Another good way to banish those thoughts of lonesomeness and isolation is to volunteer for some worthwhile activity in your neighborhood. This has a way of lifting your spirits, because you become so involved with others that you tend to forget yourself, and it might even lead to a couple of new friendships.
Regarding your friends and family, it might be very helpful if you can try to overlook the differences between you and them and focus more on the ways that you are like. It’s very possible that a number of your family and friends don’t really live up to your expectations, and you may not approve of them at all, but this is a good time to set aside those differences and be more accepting.

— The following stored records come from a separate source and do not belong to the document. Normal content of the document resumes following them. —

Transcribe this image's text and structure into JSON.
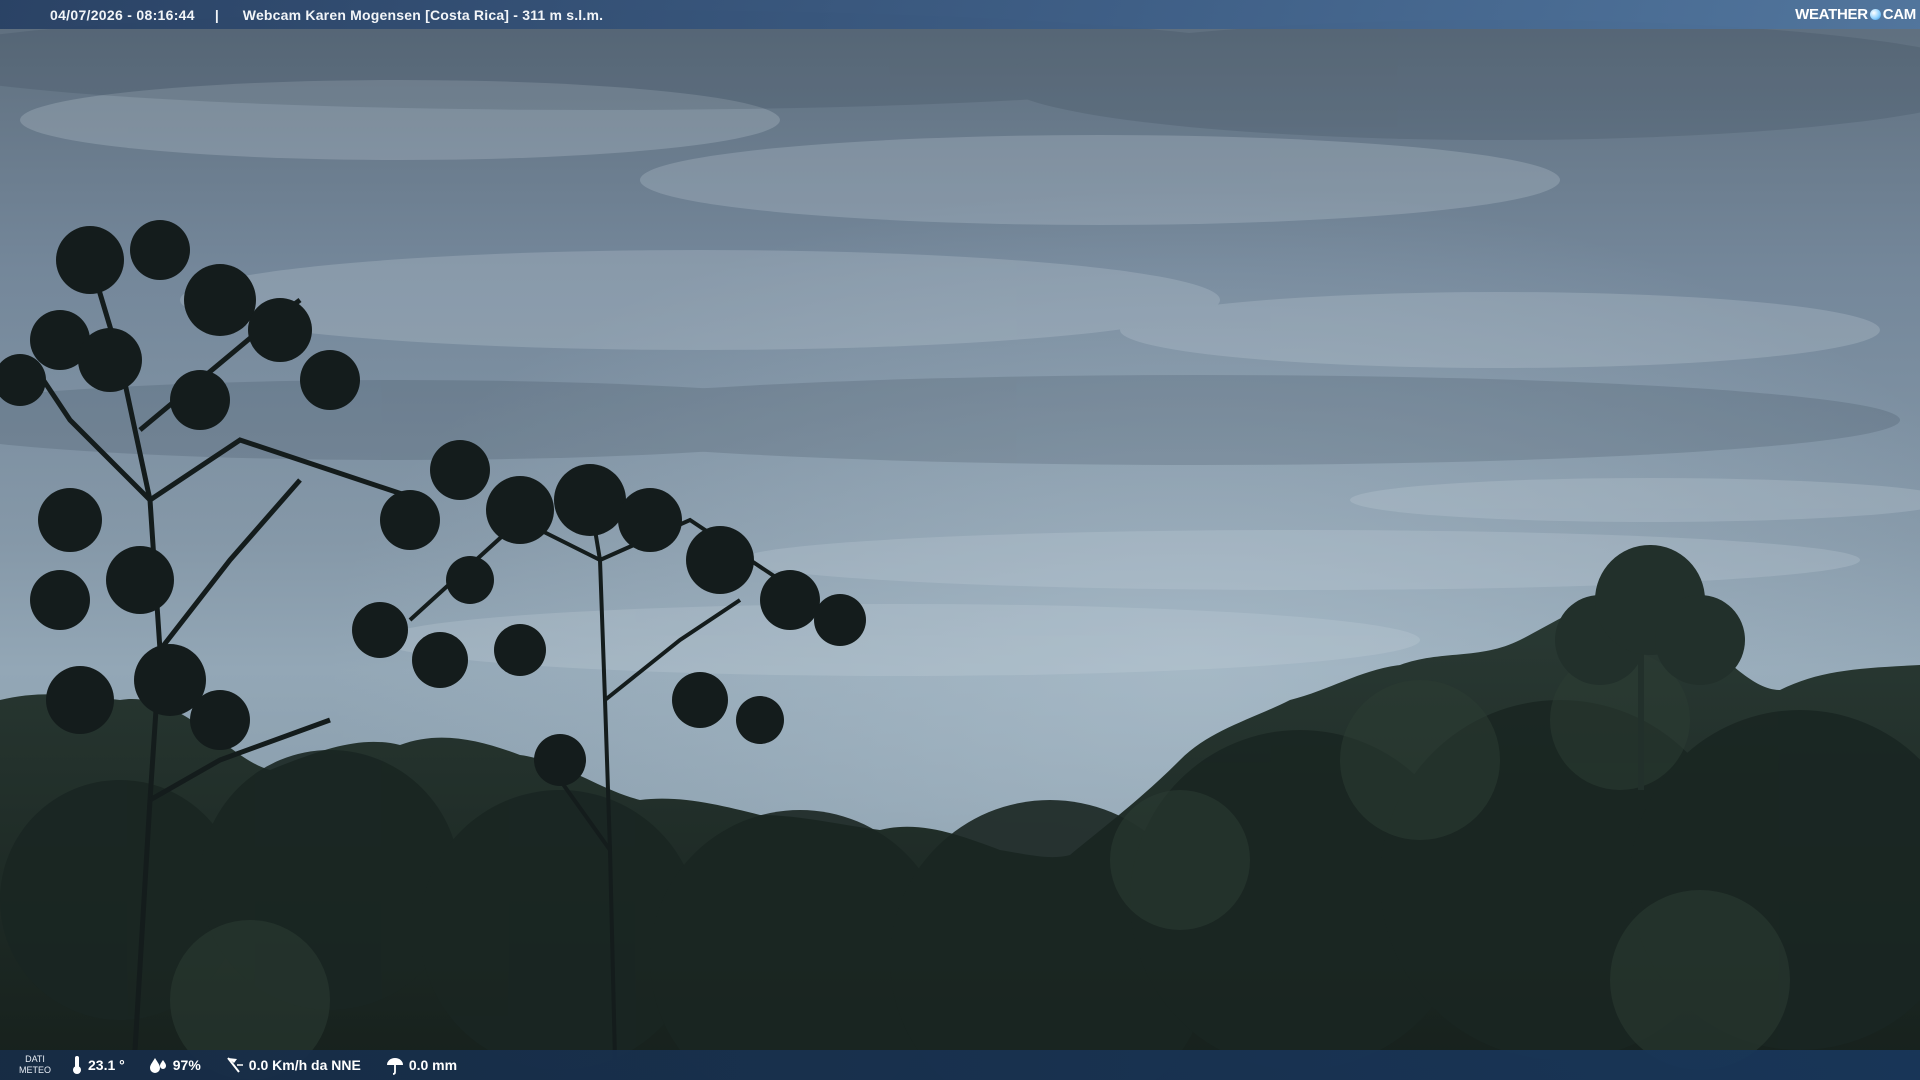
{
  "topbar": {
    "timestamp": "04/07/2026 - 08:16:44",
    "separator": "|",
    "title": "Webcam Karen Mogensen [Costa Rica]  - 311 m s.l.m."
  },
  "logo": {
    "text_left": "WEATHER",
    "text_right": "CAM"
  },
  "bottombar": {
    "dati_line1": "DATI",
    "dati_line2": "METEO",
    "temperature": "23.1 °",
    "humidity": "97%",
    "wind": "0.0 Km/h da NNE",
    "rain": "0.0 mm"
  },
  "icons": {
    "temperature": "thermometer-icon",
    "humidity": "humidity-drop-icon",
    "wind": "wind-vane-icon",
    "rain": "rain-umbrella-icon"
  },
  "colors": {
    "topbar": "#2f4f78",
    "bottombar": "#1a3658",
    "sky": "#7f8f9e",
    "foliage": "#1f2b28"
  }
}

When those people around you get upset or distressed about things that are happening, try to be as understanding as possible, and maybe even try to help the situation. Keep in mind that it’s very possible the people you are surrounded by are also undergoing periods of high stress and are seeking ways to manage that stress.
Acknowledge your feelings
If there has been a recent death in the family, or if someone is critically ill, you should understand that it’s perfectly normal to feel grief and sadness in such a situation. It’s better to give vent to your feelings and have a good cry because this will relieve a great deal of your internal stress, and help you come to grips with the situation. You should feel no obligation whatsoever to try to force yourself to put on a happy face, just because it’s the holiday season. Allow your real feelings to be expressed, and you’ll feel a whole lot better about it afterward.
Be realistic about the holidays
Don’t expect that everything about the holiday season will be perfect and that everything will go just right. Each year, families change a little bit and traditions very often change right along with them. Of course, there are some traditions that are really worth holding onto, but you should accept the fact that some will be lost each year, and that some new ones will take their place.
One of the most obvious of these traditions is that your adult children may not be coming around to the house this year, and you should be realistic about sharing the season with them. It’s perfectly alright to find other ways to enjoy the holidays with your absent adult children, for instance by sharing videos, phone calls, and emails.
Say ‘no’ once in a while
You don’t have to say ‘yes’ to every activity at every event proposed by your family members. If you’re not feeling up to it, just say so, and don’t feel embarrassed or guilty about declining to participate. Your family and friends will understand if you’re not quite prepared to be involved in every single activity they come up with. This is much better than agreeing to go along with the crowd, and feeling tired or miserable while doing so. This will also just be another factor that adds up to your cumulative stress for the holiday season, and which makes you feel overwhelmed by it all.
Take time for yourself
Just 15 minutes spent alone with no distractions every now and then, might make you feel much better about the holidays and about participating in all the festivities. Whatever it is that helps reduce stress levels for you, take 15 minutes or a half-hour and involve yourself with that and nothing else. Maybe it’s getting a massage or reading a good book, or maybe it’s just listening to soft, quiet music that always puts you in a good mood.
Many people find that taking a walk alone around the neighborhood reduces their stress level and that the fresh air invigorates them, so they’re ready for whatever comes next. By observing a few of these recommendations, you should be able to cope with the stresses of the holiday season much better and emerge from it relatively sane.